„Ihre Realität ist nicht aushaltbar“
Plötzlicher Kindstod und die verzweifelte Entführung eines Babys: Das ZDF zeigt morgen am Weltfrauentag das Drama „Plötzlich so still“.
Frau Becht, Sie spielen in „Plötzlich so still“eine Mutter, die ihr Neugeborenes verliert und aus diesem Schmerz heraus ein fremdes Kind entführt. Ein Film als Grenzerfahrung?
FRIEDERIKE BECHT: Das war es auf jeden Fall. Es ist auch einer, der einen ein bisschen im Alltag verfolgt. Als ich dann einmal allein zu Hause war, ohne Kinder, da war so eine Stille im Haus, und da schwappte dieser Film noch nach. Das ist enorm, in was man sich da als Spieler hineinversetzt, um dieser Realität der Frau nahezukommen. Das muss man dann auch wieder ablegen, die Rolle wie ein Kostüm an- und wieder ausziehen.
Sie selbst haben zwei Kinder. Wie fühlt man sich in so eine Rolle ein, ohne sich selbst zu verletzen?
Im Vorhinein liest man natürlich das Drehbuch und versucht
herauszufinden: Was ist das für eine Frau? Bei Eva interessant sind die schnellen Brüche und Wechsel: Sie verliert sich ja komplett. Ihre Realität ist ja nicht haltbar, nicht aushaltbar für sie. So flieht sie vor dem, was ist, und nicht bewusst, sondern unterbewusst. Wenn sie dieses fremde Kind findet und in den Arm nimmt, dann ist es gar keine Frage mehr, dass sie mit ihm und dem Einkauf nach Hause fahren muss.
Freut man sich über solche ausdrucksstarken Rollen, weil man sein ganzes Können zeigen kann?
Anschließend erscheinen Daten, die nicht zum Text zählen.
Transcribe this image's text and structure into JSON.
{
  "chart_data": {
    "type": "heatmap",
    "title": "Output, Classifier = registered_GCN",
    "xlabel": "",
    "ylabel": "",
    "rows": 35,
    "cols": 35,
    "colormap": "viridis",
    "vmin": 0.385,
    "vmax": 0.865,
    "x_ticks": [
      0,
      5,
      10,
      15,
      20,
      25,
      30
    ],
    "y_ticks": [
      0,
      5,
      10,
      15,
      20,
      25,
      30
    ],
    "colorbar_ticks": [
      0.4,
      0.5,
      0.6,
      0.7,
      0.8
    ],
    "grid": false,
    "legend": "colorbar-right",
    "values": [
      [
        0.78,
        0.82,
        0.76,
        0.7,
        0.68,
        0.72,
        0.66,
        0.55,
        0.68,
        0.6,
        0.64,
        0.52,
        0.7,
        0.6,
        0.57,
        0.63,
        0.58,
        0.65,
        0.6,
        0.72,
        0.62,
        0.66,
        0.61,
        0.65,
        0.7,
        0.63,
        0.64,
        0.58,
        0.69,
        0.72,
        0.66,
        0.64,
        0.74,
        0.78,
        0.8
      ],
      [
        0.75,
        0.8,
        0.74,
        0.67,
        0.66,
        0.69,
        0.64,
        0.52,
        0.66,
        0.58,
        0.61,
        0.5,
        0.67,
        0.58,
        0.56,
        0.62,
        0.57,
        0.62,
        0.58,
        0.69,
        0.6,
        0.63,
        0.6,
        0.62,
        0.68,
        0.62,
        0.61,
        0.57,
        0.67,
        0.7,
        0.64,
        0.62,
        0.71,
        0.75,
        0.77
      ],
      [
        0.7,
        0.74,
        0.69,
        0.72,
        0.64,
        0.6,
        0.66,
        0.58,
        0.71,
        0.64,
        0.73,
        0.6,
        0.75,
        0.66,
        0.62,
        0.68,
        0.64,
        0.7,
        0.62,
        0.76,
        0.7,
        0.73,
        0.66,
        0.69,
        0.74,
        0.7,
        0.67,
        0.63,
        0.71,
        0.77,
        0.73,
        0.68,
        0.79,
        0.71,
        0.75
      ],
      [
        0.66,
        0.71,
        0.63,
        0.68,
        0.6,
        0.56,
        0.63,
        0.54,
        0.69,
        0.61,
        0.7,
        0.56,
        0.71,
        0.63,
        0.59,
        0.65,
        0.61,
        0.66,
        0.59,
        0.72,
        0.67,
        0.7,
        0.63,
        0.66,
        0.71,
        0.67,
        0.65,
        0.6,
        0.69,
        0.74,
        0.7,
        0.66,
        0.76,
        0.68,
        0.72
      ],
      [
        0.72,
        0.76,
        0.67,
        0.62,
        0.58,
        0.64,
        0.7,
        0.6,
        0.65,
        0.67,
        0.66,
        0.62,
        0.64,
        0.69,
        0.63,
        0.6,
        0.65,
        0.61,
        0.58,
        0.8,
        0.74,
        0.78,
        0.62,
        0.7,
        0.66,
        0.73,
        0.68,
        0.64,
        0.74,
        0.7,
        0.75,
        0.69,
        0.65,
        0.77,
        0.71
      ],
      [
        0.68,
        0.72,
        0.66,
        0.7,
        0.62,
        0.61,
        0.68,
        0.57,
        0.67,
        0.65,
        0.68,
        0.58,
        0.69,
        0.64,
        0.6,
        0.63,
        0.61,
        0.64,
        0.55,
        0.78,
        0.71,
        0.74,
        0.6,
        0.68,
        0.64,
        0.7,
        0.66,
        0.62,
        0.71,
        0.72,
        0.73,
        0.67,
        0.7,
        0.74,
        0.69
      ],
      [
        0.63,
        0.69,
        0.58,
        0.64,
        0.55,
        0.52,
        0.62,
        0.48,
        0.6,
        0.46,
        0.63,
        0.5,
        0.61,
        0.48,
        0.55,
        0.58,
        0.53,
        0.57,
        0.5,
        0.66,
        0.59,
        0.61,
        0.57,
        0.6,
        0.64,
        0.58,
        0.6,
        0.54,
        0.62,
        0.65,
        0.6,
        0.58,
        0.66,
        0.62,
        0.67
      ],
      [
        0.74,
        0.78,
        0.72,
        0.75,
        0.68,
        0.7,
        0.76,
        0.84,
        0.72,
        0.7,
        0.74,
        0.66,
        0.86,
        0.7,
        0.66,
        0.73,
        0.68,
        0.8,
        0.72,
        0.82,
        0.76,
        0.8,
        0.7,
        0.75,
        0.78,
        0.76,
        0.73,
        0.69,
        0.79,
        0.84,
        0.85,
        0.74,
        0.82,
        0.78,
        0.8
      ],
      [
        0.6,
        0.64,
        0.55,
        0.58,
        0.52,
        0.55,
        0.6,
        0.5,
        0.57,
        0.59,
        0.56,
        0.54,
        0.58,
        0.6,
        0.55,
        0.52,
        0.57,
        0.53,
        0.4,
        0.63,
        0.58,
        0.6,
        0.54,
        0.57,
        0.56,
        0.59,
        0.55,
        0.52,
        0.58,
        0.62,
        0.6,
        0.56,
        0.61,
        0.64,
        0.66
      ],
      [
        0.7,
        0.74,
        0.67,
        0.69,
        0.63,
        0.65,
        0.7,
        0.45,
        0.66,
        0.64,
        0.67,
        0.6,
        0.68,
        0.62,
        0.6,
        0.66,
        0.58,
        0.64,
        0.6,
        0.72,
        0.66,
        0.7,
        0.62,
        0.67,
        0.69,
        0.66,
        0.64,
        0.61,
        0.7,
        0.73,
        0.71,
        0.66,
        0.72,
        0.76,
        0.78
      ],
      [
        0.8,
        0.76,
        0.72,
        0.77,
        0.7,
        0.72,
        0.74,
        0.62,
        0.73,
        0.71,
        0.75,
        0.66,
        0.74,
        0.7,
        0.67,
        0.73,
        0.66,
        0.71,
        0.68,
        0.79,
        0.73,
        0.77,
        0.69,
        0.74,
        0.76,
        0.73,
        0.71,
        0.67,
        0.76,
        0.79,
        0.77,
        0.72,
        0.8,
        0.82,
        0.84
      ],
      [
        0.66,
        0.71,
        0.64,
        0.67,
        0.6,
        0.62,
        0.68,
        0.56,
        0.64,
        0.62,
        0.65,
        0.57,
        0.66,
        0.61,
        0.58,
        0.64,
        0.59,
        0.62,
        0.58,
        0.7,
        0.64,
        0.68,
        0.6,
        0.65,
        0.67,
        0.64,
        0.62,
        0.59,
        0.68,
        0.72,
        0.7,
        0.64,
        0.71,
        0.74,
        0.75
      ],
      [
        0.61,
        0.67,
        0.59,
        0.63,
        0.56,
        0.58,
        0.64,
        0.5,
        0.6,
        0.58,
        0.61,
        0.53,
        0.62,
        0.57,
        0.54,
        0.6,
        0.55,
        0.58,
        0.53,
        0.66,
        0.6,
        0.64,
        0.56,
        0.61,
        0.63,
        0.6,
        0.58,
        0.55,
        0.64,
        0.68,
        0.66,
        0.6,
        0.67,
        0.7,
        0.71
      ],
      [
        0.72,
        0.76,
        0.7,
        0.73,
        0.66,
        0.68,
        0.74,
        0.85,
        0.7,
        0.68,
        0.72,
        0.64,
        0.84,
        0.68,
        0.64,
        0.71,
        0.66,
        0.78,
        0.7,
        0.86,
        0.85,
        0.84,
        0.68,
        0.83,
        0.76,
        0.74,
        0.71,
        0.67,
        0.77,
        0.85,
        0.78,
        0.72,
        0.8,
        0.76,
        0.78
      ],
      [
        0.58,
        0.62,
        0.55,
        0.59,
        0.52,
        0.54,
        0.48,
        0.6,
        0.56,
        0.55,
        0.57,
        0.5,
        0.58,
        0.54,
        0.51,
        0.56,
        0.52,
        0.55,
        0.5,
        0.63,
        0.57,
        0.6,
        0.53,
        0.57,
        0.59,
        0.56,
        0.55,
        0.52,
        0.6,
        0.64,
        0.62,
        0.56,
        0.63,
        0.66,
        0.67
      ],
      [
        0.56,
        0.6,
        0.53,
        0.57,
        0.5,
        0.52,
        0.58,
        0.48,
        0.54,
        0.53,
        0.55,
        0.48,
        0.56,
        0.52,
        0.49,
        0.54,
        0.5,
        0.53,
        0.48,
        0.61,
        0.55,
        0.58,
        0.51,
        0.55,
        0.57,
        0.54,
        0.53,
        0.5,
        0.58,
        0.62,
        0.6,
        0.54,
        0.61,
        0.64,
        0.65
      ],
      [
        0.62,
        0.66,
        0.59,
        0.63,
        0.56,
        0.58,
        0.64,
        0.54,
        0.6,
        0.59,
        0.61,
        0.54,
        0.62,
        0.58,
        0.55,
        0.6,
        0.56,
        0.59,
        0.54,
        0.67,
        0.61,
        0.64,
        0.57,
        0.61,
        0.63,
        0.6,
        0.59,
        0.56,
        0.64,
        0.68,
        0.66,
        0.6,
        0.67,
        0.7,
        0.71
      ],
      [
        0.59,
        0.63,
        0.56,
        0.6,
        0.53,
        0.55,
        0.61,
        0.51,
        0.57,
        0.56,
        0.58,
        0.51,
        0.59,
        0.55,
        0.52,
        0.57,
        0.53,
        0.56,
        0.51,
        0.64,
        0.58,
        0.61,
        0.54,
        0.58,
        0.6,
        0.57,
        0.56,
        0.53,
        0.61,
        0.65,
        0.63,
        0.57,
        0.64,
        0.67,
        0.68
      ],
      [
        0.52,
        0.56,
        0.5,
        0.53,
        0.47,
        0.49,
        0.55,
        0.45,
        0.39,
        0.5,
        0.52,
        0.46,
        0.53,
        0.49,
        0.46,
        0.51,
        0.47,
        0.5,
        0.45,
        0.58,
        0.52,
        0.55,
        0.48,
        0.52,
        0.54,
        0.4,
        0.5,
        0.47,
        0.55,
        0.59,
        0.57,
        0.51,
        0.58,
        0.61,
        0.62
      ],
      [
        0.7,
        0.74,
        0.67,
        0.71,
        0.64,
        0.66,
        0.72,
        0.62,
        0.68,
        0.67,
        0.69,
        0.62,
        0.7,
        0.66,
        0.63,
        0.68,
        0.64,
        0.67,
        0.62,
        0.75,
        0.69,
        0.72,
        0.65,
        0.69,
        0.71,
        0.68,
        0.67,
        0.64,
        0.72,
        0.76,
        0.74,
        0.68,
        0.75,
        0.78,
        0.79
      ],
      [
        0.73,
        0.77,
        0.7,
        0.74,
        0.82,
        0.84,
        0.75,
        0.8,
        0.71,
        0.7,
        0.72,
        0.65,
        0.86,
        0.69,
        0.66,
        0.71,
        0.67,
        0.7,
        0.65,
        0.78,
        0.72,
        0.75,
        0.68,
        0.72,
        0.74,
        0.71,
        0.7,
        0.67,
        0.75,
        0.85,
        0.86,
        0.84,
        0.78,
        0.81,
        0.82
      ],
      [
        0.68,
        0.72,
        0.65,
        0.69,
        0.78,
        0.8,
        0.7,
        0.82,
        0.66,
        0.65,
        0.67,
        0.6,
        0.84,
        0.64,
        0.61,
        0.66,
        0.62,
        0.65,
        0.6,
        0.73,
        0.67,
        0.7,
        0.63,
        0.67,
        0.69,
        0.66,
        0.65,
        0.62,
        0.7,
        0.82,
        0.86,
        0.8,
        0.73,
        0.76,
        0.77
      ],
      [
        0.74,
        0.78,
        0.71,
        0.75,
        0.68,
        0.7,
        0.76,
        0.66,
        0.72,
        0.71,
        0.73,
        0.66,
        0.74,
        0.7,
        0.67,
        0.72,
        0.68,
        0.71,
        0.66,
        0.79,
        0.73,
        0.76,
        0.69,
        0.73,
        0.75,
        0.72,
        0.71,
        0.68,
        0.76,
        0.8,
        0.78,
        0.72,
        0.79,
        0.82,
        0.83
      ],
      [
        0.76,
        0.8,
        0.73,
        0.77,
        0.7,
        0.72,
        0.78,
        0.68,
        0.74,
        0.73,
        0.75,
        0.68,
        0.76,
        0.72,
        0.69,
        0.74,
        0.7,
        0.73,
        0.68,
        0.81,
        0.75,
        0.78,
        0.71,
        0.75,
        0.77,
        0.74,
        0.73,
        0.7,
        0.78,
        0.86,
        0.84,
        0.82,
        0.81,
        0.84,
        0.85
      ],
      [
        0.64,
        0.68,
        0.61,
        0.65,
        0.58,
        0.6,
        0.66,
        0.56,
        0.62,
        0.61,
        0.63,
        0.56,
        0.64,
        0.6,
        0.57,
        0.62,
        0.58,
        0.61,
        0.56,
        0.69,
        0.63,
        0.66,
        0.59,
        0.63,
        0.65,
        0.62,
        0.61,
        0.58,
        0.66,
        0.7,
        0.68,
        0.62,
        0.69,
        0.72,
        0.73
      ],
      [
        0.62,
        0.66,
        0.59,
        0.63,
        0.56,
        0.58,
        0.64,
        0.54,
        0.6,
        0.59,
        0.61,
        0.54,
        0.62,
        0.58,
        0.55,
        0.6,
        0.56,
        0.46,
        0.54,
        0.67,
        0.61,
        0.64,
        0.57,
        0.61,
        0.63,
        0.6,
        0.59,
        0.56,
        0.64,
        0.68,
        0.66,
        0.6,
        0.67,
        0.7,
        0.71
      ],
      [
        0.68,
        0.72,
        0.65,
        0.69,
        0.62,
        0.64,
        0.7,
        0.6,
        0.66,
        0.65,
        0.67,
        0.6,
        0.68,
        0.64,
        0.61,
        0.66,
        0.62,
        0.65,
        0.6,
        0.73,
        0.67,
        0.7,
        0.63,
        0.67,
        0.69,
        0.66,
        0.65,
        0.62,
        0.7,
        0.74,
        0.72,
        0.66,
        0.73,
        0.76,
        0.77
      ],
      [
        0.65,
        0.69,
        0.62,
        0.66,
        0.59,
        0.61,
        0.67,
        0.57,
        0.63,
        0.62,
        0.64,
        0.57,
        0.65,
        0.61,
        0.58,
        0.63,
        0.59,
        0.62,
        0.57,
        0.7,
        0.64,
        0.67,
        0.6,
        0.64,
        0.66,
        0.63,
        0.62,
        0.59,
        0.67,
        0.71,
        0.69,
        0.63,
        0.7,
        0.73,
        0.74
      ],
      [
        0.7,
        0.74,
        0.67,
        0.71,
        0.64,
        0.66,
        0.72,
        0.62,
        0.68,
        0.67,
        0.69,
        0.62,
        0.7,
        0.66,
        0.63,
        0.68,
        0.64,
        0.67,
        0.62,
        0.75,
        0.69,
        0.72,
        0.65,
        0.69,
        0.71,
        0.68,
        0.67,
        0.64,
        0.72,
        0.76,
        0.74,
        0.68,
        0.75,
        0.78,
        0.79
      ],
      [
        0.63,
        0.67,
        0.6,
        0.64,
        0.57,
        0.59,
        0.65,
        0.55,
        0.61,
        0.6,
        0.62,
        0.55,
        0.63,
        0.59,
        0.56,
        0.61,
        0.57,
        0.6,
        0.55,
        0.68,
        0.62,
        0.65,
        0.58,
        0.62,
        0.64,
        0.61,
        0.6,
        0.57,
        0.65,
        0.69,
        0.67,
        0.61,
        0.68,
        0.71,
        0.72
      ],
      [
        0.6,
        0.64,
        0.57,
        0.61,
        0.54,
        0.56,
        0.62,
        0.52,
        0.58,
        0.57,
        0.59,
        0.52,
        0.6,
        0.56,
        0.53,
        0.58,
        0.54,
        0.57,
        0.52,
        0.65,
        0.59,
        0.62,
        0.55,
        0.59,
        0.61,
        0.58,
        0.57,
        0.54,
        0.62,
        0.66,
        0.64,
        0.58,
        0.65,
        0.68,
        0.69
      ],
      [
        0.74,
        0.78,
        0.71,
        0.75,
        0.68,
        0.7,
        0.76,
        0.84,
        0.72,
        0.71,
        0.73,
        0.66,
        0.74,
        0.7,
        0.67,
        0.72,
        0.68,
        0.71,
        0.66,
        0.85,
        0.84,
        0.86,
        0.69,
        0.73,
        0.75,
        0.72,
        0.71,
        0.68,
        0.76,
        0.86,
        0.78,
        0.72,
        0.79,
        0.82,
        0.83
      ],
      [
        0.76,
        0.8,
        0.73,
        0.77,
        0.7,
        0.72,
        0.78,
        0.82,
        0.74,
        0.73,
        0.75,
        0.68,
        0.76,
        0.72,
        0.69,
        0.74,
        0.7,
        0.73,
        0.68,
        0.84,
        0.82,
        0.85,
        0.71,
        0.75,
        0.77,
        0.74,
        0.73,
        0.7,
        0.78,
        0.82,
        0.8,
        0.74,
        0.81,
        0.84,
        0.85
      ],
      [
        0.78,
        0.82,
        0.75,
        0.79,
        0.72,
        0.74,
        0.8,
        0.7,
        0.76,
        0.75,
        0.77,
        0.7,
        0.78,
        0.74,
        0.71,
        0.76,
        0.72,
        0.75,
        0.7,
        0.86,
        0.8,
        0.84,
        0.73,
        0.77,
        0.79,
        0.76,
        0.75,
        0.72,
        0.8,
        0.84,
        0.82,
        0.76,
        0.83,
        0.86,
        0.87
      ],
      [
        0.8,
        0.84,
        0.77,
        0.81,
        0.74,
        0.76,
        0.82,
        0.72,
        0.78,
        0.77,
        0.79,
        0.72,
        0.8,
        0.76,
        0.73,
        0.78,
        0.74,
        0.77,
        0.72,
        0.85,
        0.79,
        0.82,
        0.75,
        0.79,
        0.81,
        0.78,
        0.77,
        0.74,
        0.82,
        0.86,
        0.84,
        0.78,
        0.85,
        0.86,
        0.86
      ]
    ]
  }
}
Unbedingt, das ist ja eine Figur in einer Extremsituation. Man sieht Eva am Anfang nur kurz, wie sie eigentlich ist: eine starke, aktive, strahlende Frau. Und dann darf man spielen, wie diese Figur vor der Realität davonläuft. Wie spielt man, wenn sein Kind morgens nicht mehr atmet? Darauf gibt es keine Antwort. Ich habe es zum Glück nie erfahren, will diese Erfahrung auch nicht machen. Auch beim Schauspieler gibt es da manchmal Widerhaken: Unangenehme Situationen, in die man eigentlich gar nicht hinein möchte. Sich dem auszuliefern und zu öffnen, ist total spannend. Ein Reichtum, diese Rolle.
Bekamen Sie von Regisseur Lars-Gunnar Lotz Hilfestellungen, um sich in der Rolle leichter zurechtzufinden?
Es fing schon beim Casting an, wo man gefühlt hat, dass er ein sensibler Regisseur ist, der ganz fein mit dem Impuls umgeht, den man mitbringt. Er war auch offen für alle Einfälle und Fragen. Das ist ja auch nicht immer der Fall. Überhaupt waren in dieser Produktion viele Menschen sehr warmherzig an der Sache dran – das lag bestimmt auch an den Kindern, dass die Leute so sensibel und fein miteinander umgegangen sind.
Haben Sie Verständnis für Evas Verhalten?
Ja, ich kann es verstehen, weil ich mich in ihre Lage versetzen kann. Aber auch die Mutter, der sie das Kind genommen hatte, und Leute, die sie anklagen, kann ich verstehen. Es ist zum Glück nicht mein Beruf, zu richten, sondern Menschen nahe zu kommen und sie nachvollziehbar zu machen. Und natürlich: Ich glaube, in so einer Extremsituation, wenn die Stricke reißen, kann so einiges passieren.